Anaerobes Training ist eine Trainingsmethode im oberen Intensitätsbereich.
Diese Trainingsform macht in nahezu allen Sportarten Sinn. Im Laufsport dient das anaerobe Training vorrangig dazu, die Schnelligkeit, die Schnelligkeitsausdauer und die Tempohärte zu verbessern.
Anaerobes Training: Bedeutung
Im Ausdauersport von großer Bedeutung ist die anaerobe Schwelle (= ANS). Das ist der Punkt, bei der die Laktatbildung und der Laktatabbau im Gleichgewicht stehen. Belastungen an der anaeroben Schwelle bzw. Laktatschwelle sind zwar sehr anspruchsvoll, können aber sehr lange durchgeführt werden. Ein hervorragend trainierter Marathonläufer legt die gesamte Marathondistanz im Bereich der anaeroben Schwelle (aber auf keinen Fall darüber) zurück. Ein gut trainierter Hobbyläufer sollte 15 bis 20 Kilometer im Bereich der anaeroben Schwelle laufen können.
Das große Ziel eines Läufers: Die anaerobe Schwelle nach oben zu verschieben!
Bei einer Intensität über der anaeroben Schwelle wird mehr Laktat aufgebaut als gleichzeitig abgebaut werden kann. Die Folge ist ein Leistungseinbruch. Je nachdem, wie weit wir über der anaeroben Schwelle trainieren, desto schneller kommt es zu einem Leistungseinbruch. Bei einem 10-Kilometerlauf wird zumeist knapp über der Laktatschwelle gelaufen, wodurch bei optimaler Renngestaltung das Tempo bis zum Ziel gehalten werden kann. Ein 800-Meter-Läufer legt die zwei Stadionrunden weit über der anaeroben Schwelle zurück. Dieser würde das Tempo keine 200 Meter länger halten können, bis es zu einem akuten Leistungseinbruch kommt.

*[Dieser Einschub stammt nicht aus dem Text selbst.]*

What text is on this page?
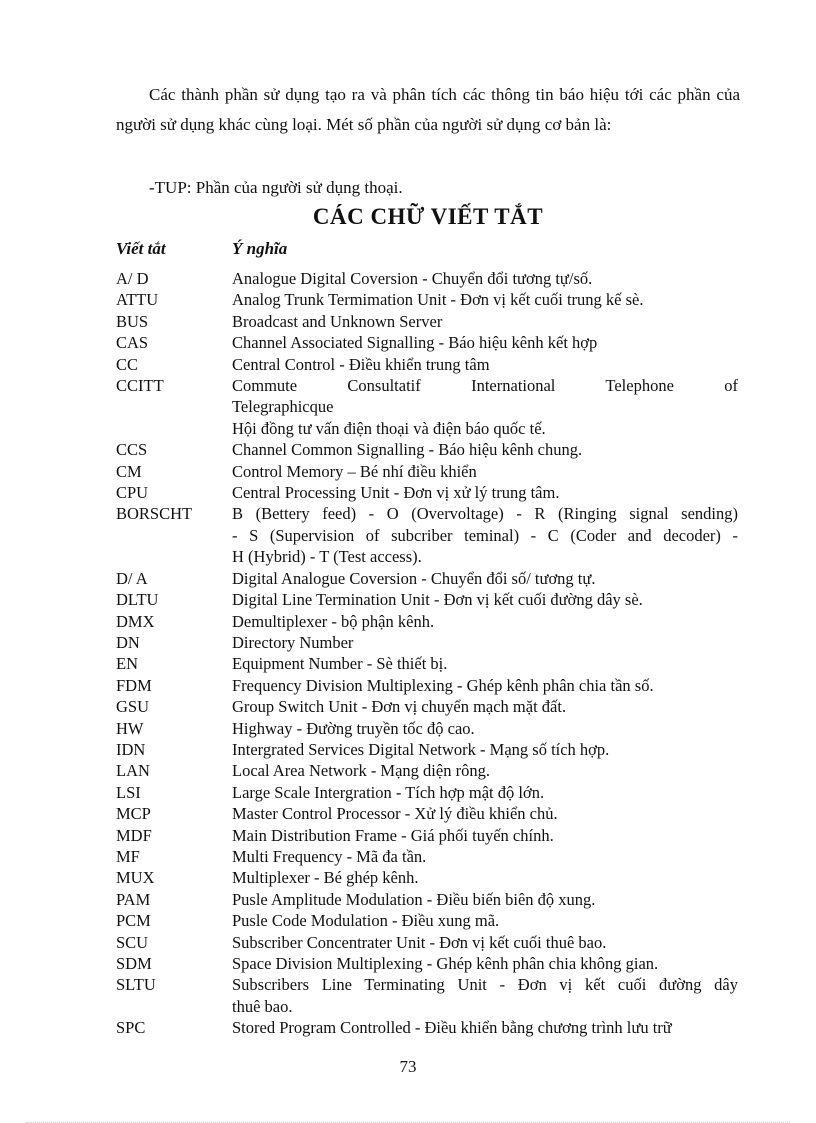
Các thành phần sử dụng tạo ra và phân tích các thông tin báo hiệu tới các phần của người sử dụng khác cùng loại. Mét số phần của người sử dụng cơ bản là:
-TUP: Phần của người sử dụng thoại.
CÁC CHỮ VIẾT TẮT
Viết tắt	Ý nghĩa
A/ D	Analogue Digital Coversion - Chuyển đổi tương tự/số.
ATTU	Analog Trunk Termimation Unit - Đơn vị kết cuối trung kế sè.
BUS	Broadcast and Unknown Server
CAS	Channel Associated Signalling - Báo hiệu kênh kết hợp
CC	Central Control - Điều khiển trung tâm
CCITT	Commute Consultatif International Telephone of
Telegraphicque
Hội đồng tư vấn điện thoại và điện báo quốc tế.
CCS	Channel Common Signalling - Báo hiệu kênh chung.
CM	Control Memory – Bé nhí điều khiển
CPU	Central Processing Unit - Đơn vị xử lý trung tâm.
BORSCHT	B (Bettery feed) - O (Overvoltage) - R (Ringing signal sending)
- S (Supervision of subcriber teminal) - C (Coder and decoder) -
H (Hybrid) - T (Test access).
D/ A	Digital Analogue Coversion - Chuyển đổi số/ tương tự.
DLTU	Digital Line Termination Unit - Đơn vị kết cuối đường dây sè.
DMX	Demultiplexer - bộ phận kênh.
DN	Directory Number
EN	Equipment Number - Sè thiết bị.
FDM	Frequency Division Multiplexing - Ghép kênh phân chia tần số.
GSU	Group Switch Unit - Đơn vị chuyển mạch mặt đất.
HW	Highway - Đường truyền tốc độ cao.
IDN	Intergrated Services Digital Network - Mạng số tích hợp.
LAN	Local Area Network - Mạng diện rông.
LSI	Large Scale Intergration - Tích hợp mật độ lớn.
MCP	Master Control Processor - Xử lý điều khiển chủ.
MDF	Main Distribution Frame - Giá phối tuyến chính.
MF	Multi Frequency - Mã đa tần.
MUX	Multiplexer - Bé ghép kênh.
PAM	Pusle Amplitude Modulation - Điều biến biên độ xung.
PCM	Pusle Code Modulation - Điều xung mã.
SCU	Subscriber Concentrater Unit - Đơn vị kết cuối thuê bao.
SDM	Space Division Multiplexing - Ghép kênh phân chia không gian.
SLTU	Subscribers Line Terminating Unit - Đơn vị kết cuối đường dây
thuê bao.
SPC	Stored Program Controlled - Điều khiển bằng chương trình lưu trữ
73
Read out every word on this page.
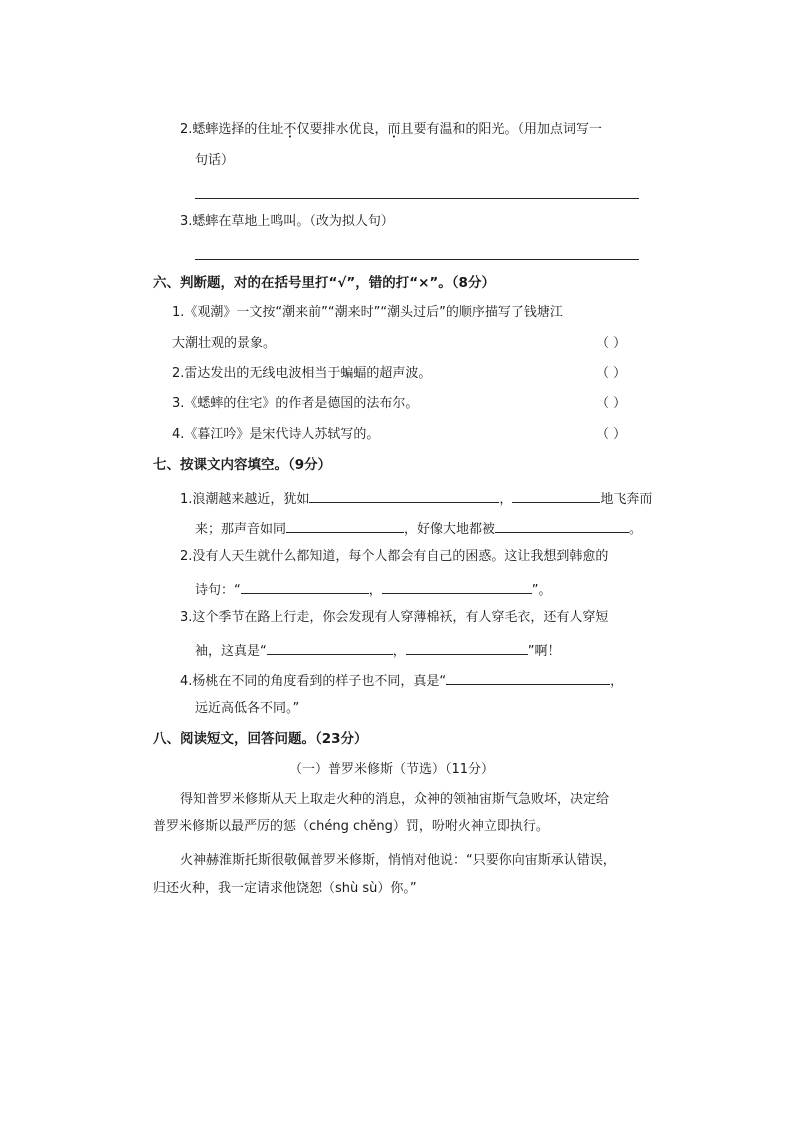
2.蟋蟀选择的住址不仅要排水优良，而且要有温和的阳光。（用加点词写一
句话）
3.蟋蟀在草地上鸣叫。（改为拟人句）
六、判断题，对的在括号里打“√”，错的打“×”。（8分）
1.《观潮》一文按“潮来前”“潮来时”“潮头过后”的顺序描写了钱塘江
大潮壮观的景象。	（ ）
2.雷达发出的无线电波相当于蝙蝠的超声波。	（ ）
3.《蟋蟀的住宅》的作者是德国的法布尔。	（ ）
4.《暮江吟》是宋代诗人苏轼写的。	（ ）
七、按课文内容填空。（9分）
1.浪潮越来越近，犹如	，	地飞奔而
来；那声音如同	，好像大地都被	。
2.没有人天生就什么都知道，每个人都会有自己的困惑。这让我想到韩愈的
诗句：“	，	”。
3.这个季节在路上行走，你会发现有人穿薄棉袄，有人穿毛衣，还有人穿短
袖，这真是“	，	”啊！
4.杨桃在不同的角度看到的样子也不同，真是“	，
远近高低各不同。”
八、阅读短文，回答问题。（23分）
（一）普罗米修斯（节选）（11分）
得知普罗米修斯从天上取走火种的消息，众神的领袖宙斯气急败坏，决定给
普罗米修斯以最严厉的惩（chéng chěng）罚，吩咐火神立即执行。
火神赫淮斯托斯很敬佩普罗米修斯，悄悄对他说：“只要你向宙斯承认错误，
归还火种，我一定请求他饶恕（shù sù）你。”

Das anaerobe Training soll nun einerseits dazu dienen, den Körper an die Belastungen im anaeroben Bereich so gut es geht zu gewöhnen. Andererseits soll es zu einer Verschiebung der anaeroben Schwelle nach oben kommen. Das kann aber vorrangig nur durch Trainingseinheiten an der anaeroben Schwelle (und nur bedingt darüber) realisiert werden. Mehr dazu im nächsten Punkt.
Anaerobes Training beim Laufen
Um die anaerobe Schwelle zu verbessern, benötigt es nicht unbedingt ein Training im anaeroben Bereich. Denn Dafür ist das Training an der anaeroben Schwelle die perfekte Methode. Diese Trainingsmethode hat das Ziel, in Form von Tempoläufen oder Intervalleinheiten lange im Bereich an der anaeroben Schwelle (aber nicht darüber) zu laufen. Das soll zu einer Verschiebung der Schwelle nach oben führen. Das heißt, wir können ein höheres Tempo laufen, bis wir die anaerobe Schwelle erreichen. Wir werden also zum besseren Läufer.

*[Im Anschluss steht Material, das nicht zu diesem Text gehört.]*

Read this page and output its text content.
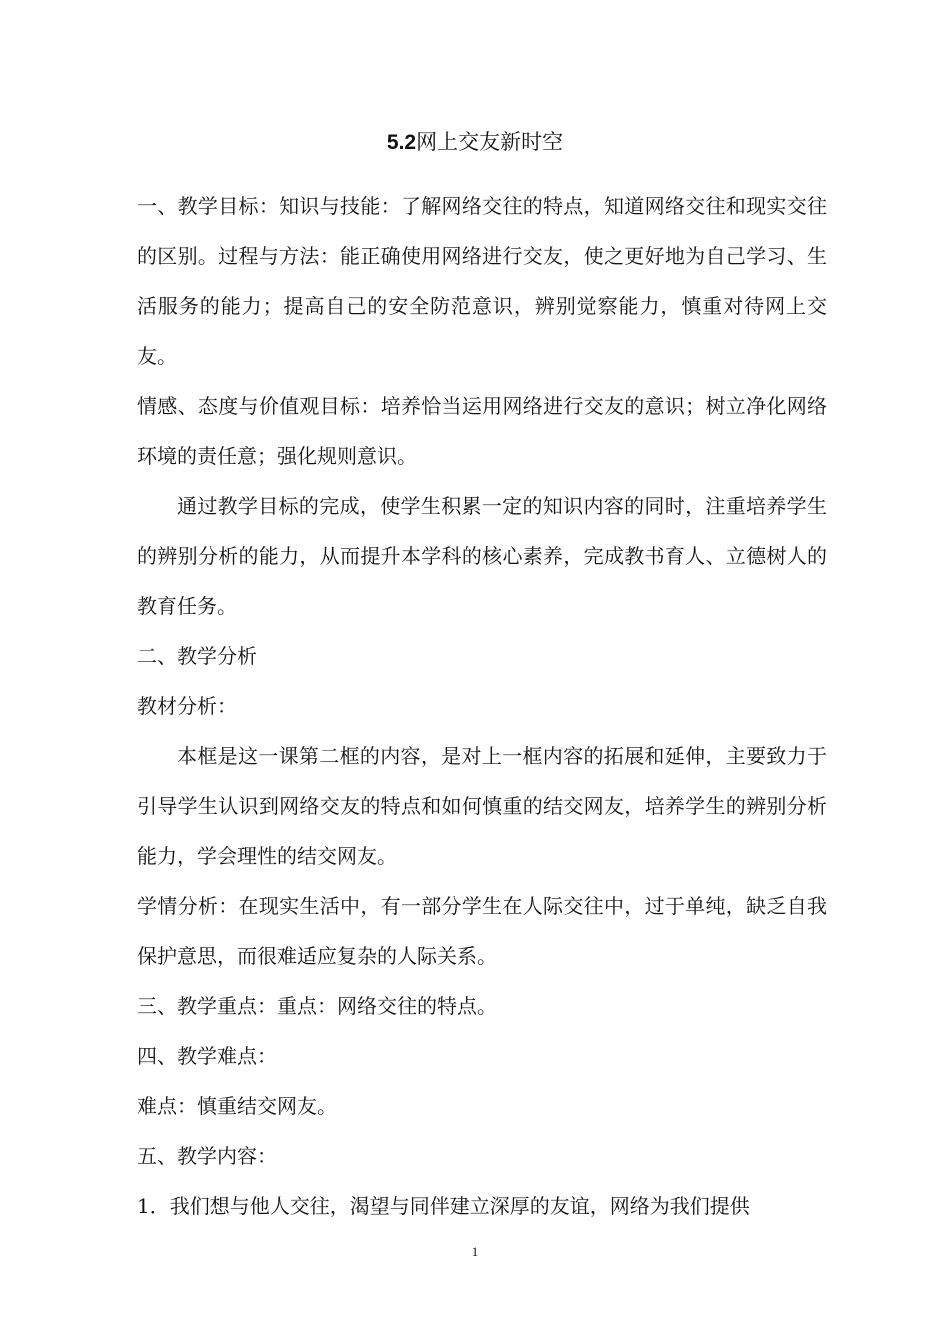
5.2网上交友新时空

一、教学目标：知识与技能：了解网络交往的特点，知道网络交往和现实交往的区别。过程与方法：能正确使用网络进行交友，使之更好地为自己学习、生活服务的能力；提高自己的安全防范意识，辨别觉察能力，慎重对待网上交友。

情感、态度与价值观目标：培养恰当运用网络进行交友的意识；树立净化网络环境的责任意；强化规则意识。

通过教学目标的完成，使学生积累一定的知识内容的同时，注重培养学生的辨别分析的能力，从而提升本学科的核心素养，完成教书育人、立德树人的教育任务。

二、教学分析

教材分析：

本框是这一课第二框的内容，是对上一框内容的拓展和延伸，主要致力于引导学生认识到网络交友的特点和如何慎重的结交网友，培养学生的辨别分析能力，学会理性的结交网友。

学情分析：在现实生活中，有一部分学生在人际交往中，过于单纯，缺乏自我保护意思，而很难适应复杂的人际关系。

三、教学重点：重点：网络交往的特点。

四、教学难点：

难点：慎重结交网友。

五、教学内容：

1．我们想与他人交往，渴望与同伴建立深厚的友谊，网络为我们提供

1
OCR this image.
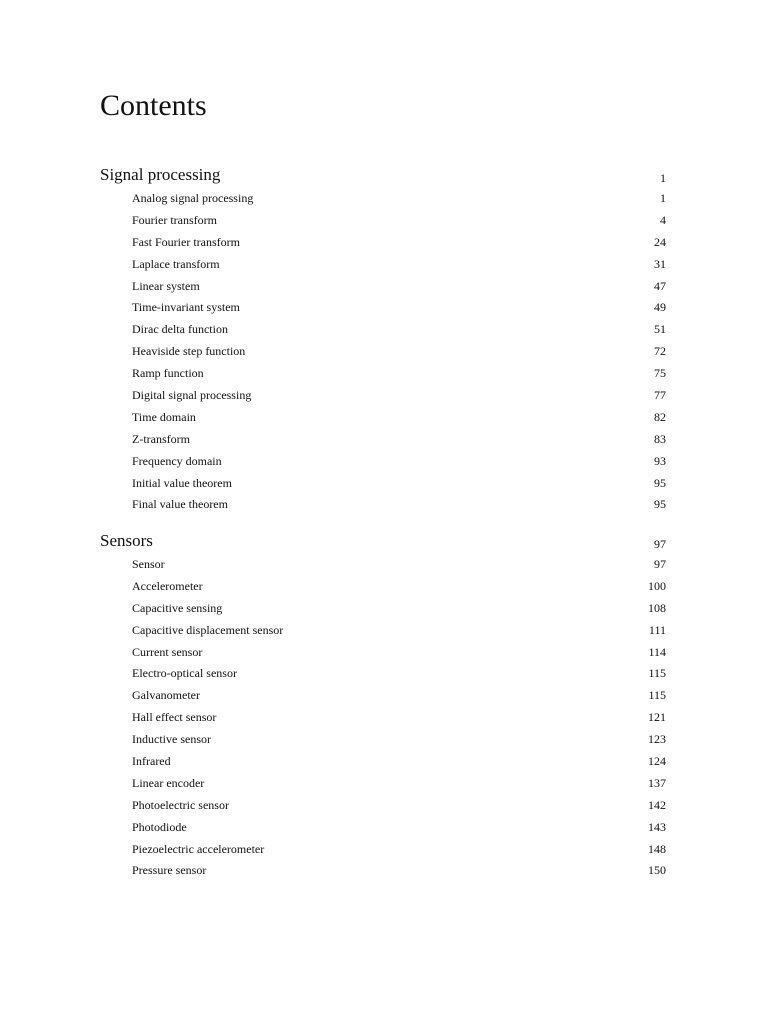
Contents
Signal processing	1
Analog signal processing	1
Fourier transform	4
Fast Fourier transform	24
Laplace transform	31
Linear system	47
Time-invariant system	49
Dirac delta function	51
Heaviside step function	72
Ramp function	75
Digital signal processing	77
Time domain	82
Z-transform	83
Frequency domain	93
Initial value theorem	95
Final value theorem	95
Sensors	97
Sensor	97
Accelerometer	100
Capacitive sensing	108
Capacitive displacement sensor	111
Current sensor	114
Electro-optical sensor	115
Galvanometer	115
Hall effect sensor	121
Inductive sensor	123
Infrared	124
Linear encoder	137
Photoelectric sensor	142
Photodiode	143
Piezoelectric accelerometer	148
Pressure sensor	150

Mehr dazu haben wir auch hier genauer erklärt: Laufen: Was bedeutet "aerob" und "anaerobe Schwelle"?
Tatsächlich, wörtlich genommen, ist anaerobes Training aber eine Trainingsform, bei der im anaeroben Bereich gelaufen wird. Das klassische Beispiel dafür ist das Intervalltraining. Bei diesem wird, je nach Intensität, bei den Tempoeinheiten im anaeroben Bereich gelaufen.
Höchstens 20 Prozent des Trainingsumfangs sollen im anaeroben Bereich gelaufen werden.
Der Puls beim anaeroben Training
Bei einem Großteil der Sportler befindet sich die anaerobe Schwelle bei 88 - 93 Prozent der maximalen Herzfrequenz.
Allerdings ist eine Trainingssteuerung über die Herzfrequenz im anaeroben Bereich nicht immer sinnvoll: Zumindest bei einem Intervalltraining ist die Steuerung über die Herzfrequenz auf keinen Fall zu empfehlen. Da es bei einem Wechsel aus hoher Belastung und niedriger Belastung bei den hohen Intensitäten zu einem verzögerten Anstieg der Herzfrequenz kommt, werden hohe Pulswerte womöglich erst gegen Ende eines Tempolaufes erreicht. Das gilt vor allem bei Intervalleinheiten mit kurzen Abschnitten (z.B. 15 x 400 Meter).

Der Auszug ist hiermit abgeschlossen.